We must know the starting lines of Turkey's journey for democratization very well. For example, we must not imitate anti-democratic regulations of the past such as extending the detention periods and granting authorization to take into custody to the police, we should search for solution always in the democracy. We must stay away from any kind of declaration, implementation and regulation likely to be associated with a police state. We must not make the calls to make some citizens report each other, to make the neighbours to spy on each other. We must cease to develop projects specific to authoritarian and totalitarian regimes that will destroy social solidarity and promote whistleblowing, such as "confidential police points".
We must protect the science, arts, free thinking platforms, and the universal criteria for human rights both at home and in the world. In this way, we have to make the Republic of Turkey the leader country of the family of contemporary states. We should not forget that, the fact that Turkey will be attending to the G-20 summit to be held in a few days as one of the most important economies of the world, will not be permanent, unless it reaches to the leadership in terms of free thinking and therefore in sciences and arts, and the wealth will not be shared among its people.
We have to know that, in order to ensure both economic and political stability, democracy, human rights and the supremacy of law should not be compromised. We should always remember that in an order in which the "law of superiors" prevails, stability cannot be mentioned, because everybody's fate will be left for the will of the political power in such order.
If there is tyranny in any part of the world, like in Sudan, Iraq, Syria and Egypt, of course we should truly stand by the oppressed people, and we should not be in pursuit of any kind of political interests, when we protest against oppression. But in doing so, we should be side by side with the world, rather than opposing, in order to be efficient and not to put our Nation into danger, and we must always stay within the framework of the international law. If a state wants to mobilize the states of the world against a tyranny, it should at first have respect for the freedom of thought, freedom of expression, freedom of assembly and demonstration and freedom of press and for all human rights in its own country at maximum level.
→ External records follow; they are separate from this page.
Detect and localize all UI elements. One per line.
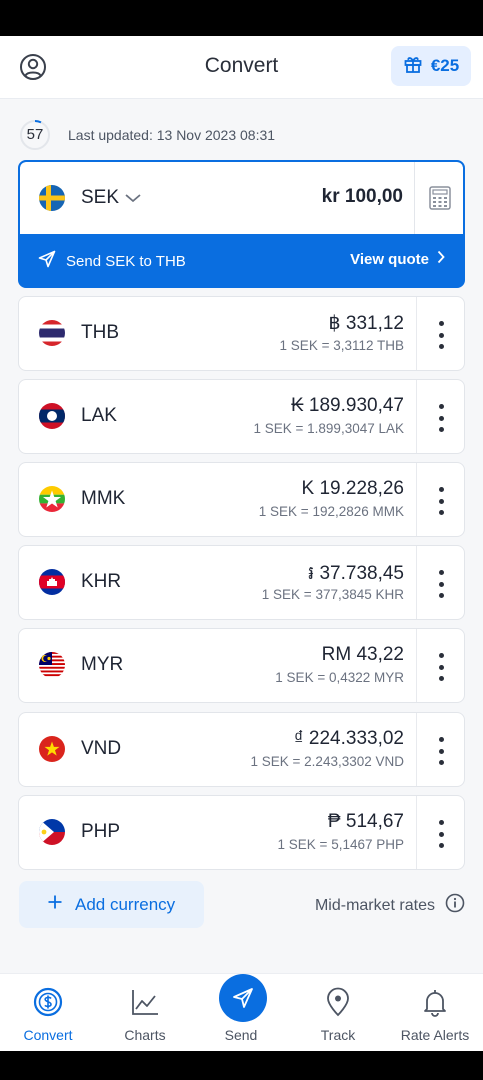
currency-row-php[interactable]: PHP ₱ 514,67 1 SEK = 5,1467 PHP <box>18 795 465 870</box>
mid-market-rates-info[interactable]: Mid-market rates <box>315 893 465 918</box>
cambodia-flag-icon <box>39 569 65 595</box>
more-options-icon[interactable] <box>432 568 450 600</box>
bell-icon <box>420 987 450 1017</box>
view-quote-label: View quote <box>350 250 429 268</box>
currency-code: PHP <box>81 821 121 842</box>
nav-label: Charts <box>124 1027 166 1043</box>
chevron-right-icon <box>437 250 445 268</box>
mid-market-label: Mid-market rates <box>314 896 435 914</box>
top-bar: Convert €25 <box>0 36 483 99</box>
app-screen: Convert €25 57 Last updated: 13 Nov 2023… <box>0 36 483 1051</box>
nav-label: Convert <box>23 1027 73 1043</box>
base-currency-card: SEK kr 100,00 Send SEK to THB View quote <box>18 160 465 288</box>
more-options-icon[interactable] <box>432 485 450 517</box>
laos-flag-icon <box>39 403 65 429</box>
nav-label: Send <box>224 1027 258 1043</box>
bottom-navigation: Convert Charts Send Track Rate Alerts <box>0 973 483 1051</box>
base-currency-code[interactable]: SEK <box>81 187 119 209</box>
converted-amount: ₭ 189.930,47 <box>290 395 404 416</box>
more-options-icon[interactable] <box>432 402 450 434</box>
base-currency-input[interactable]: SEK kr 100,00 <box>20 162 463 234</box>
plus-icon <box>47 894 63 915</box>
more-options-icon[interactable] <box>432 735 450 767</box>
more-options-icon[interactable] <box>432 818 450 850</box>
more-options-icon[interactable] <box>432 651 450 683</box>
divider <box>416 713 417 786</box>
reward-amount: €25 <box>430 56 460 75</box>
currency-row-mmk[interactable]: MMK K 19.228,26 1 SEK = 192,2826 MMK <box>18 462 465 537</box>
converted-amount: RM 43,22 <box>321 644 404 665</box>
base-amount[interactable]: kr 100,00 <box>322 186 403 208</box>
exchange-rate: 1 SEK = 5,1467 PHP <box>277 837 404 852</box>
nav-rate-alerts[interactable]: Rate Alerts <box>387 974 483 1051</box>
sweden-flag-icon <box>39 185 65 211</box>
add-currency-label: Add currency <box>75 894 176 914</box>
currency-code: VND <box>81 738 122 759</box>
converted-amount: ₫ 224.333,02 <box>293 728 404 749</box>
currency-row-myr[interactable]: MYR RM 43,22 1 SEK = 0,4322 MYR <box>18 628 465 703</box>
divider <box>416 629 417 702</box>
info-icon[interactable] <box>445 893 465 918</box>
send-money-bar[interactable]: Send SEK to THB View quote <box>20 234 463 286</box>
currency-row-thb[interactable]: THB ฿ 331,12 1 SEK = 3,3112 THB <box>18 296 465 371</box>
add-currency-button[interactable]: Add currency <box>19 881 204 928</box>
divider <box>414 162 415 234</box>
currency-row-vnd[interactable]: VND ₫ 224.333,02 1 SEK = 2.243,3302 VND <box>18 712 465 787</box>
chart-line-icon <box>130 987 160 1017</box>
converted-amount: ₱ 514,67 <box>327 811 404 832</box>
send-link[interactable]: Send SEK to THB <box>38 250 186 272</box>
currency-row-lak[interactable]: LAK ₭ 189.930,47 1 SEK = 1.899,3047 LAK <box>18 379 465 454</box>
exchange-rate: 1 SEK = 3,3112 THB <box>279 338 404 353</box>
reward-button[interactable]: €25 <box>391 46 471 86</box>
nav-charts[interactable]: Charts <box>97 974 193 1051</box>
send-label: Send SEK to THB <box>66 252 186 270</box>
countdown-value: 57 <box>26 126 44 143</box>
gift-icon <box>403 54 423 79</box>
converted-amount: K 19.228,26 <box>301 478 404 499</box>
refresh-countdown[interactable]: 57 <box>19 119 51 151</box>
more-options-icon[interactable] <box>432 319 450 351</box>
malaysia-flag-icon <box>39 652 65 678</box>
currency-row-khr[interactable]: KHR ៛ 37.738,45 1 SEK = 377,3845 KHR <box>18 545 465 620</box>
last-updated-text: Last updated: 13 Nov 2023 08:31 <box>68 127 276 143</box>
exchange-rate: 1 SEK = 2.243,3302 VND <box>250 754 404 769</box>
divider <box>416 297 417 370</box>
philippines-flag-icon <box>39 819 65 845</box>
divider <box>416 546 417 619</box>
exchange-rate: 1 SEK = 0,4322 MYR <box>275 670 404 685</box>
paper-plane-icon <box>38 250 56 272</box>
converted-amount: ៛ 37.738,45 <box>308 563 404 584</box>
converted-amount: ฿ 331,12 <box>328 313 404 334</box>
divider <box>416 380 417 453</box>
paper-plane-icon <box>219 974 267 1022</box>
nav-label: Rate Alerts <box>400 1027 470 1043</box>
nav-send[interactable]: Send <box>193 974 289 1051</box>
currency-code: THB <box>81 322 119 343</box>
calculator-icon[interactable] <box>429 186 451 210</box>
location-pin-icon <box>323 987 353 1017</box>
divider <box>416 463 417 536</box>
exchange-rate: 1 SEK = 192,2826 MMK <box>258 504 404 519</box>
vietnam-flag-icon <box>39 736 65 762</box>
currency-code: MYR <box>81 654 124 675</box>
dollar-circle-icon <box>33 987 63 1017</box>
myanmar-flag-icon <box>39 486 65 512</box>
nav-label: Track <box>320 1027 356 1043</box>
divider <box>416 796 417 869</box>
chevron-down-icon[interactable] <box>124 191 142 209</box>
exchange-rate: 1 SEK = 1.899,3047 LAK <box>253 421 405 436</box>
currency-code: LAK <box>81 405 117 426</box>
currency-code: MMK <box>81 488 126 509</box>
last-updated-row: 57 Last updated: 13 Nov 2023 08:31 <box>19 119 275 151</box>
view-quote-link[interactable]: View quote <box>350 250 445 268</box>
thailand-flag-icon <box>39 320 65 346</box>
nav-convert[interactable]: Convert <box>0 974 96 1051</box>
currency-code: KHR <box>81 571 122 592</box>
nav-track[interactable]: Track <box>290 974 386 1051</box>
exchange-rate: 1 SEK = 377,3845 KHR <box>261 587 404 602</box>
Struggle of the Union of Turkish Bar Association in order to put the notion of "supremacy of law" into practice in favour of the pluralistic democracy, human rights, universal law, freedoms, peace, labour, people and rights in the light of the Republic for 44 years is the honourable past of 80 thousand attorneys and 79 bar associations and they carry their past proudly as a medal. I would like to express it again in your presence that we will continue to be worthy of this honourable past; and to the members of the judiciary: to attorneys, judges and prosecutors; to the faithful courthouse personnel and to every individual in our Nation who are waiting for fair trials from the judiciary that decides on behalf of them, I would like to wish a happy, healthy, successful and a FAIR Judicial Year without any concerns regarding the future, and with legal assurances.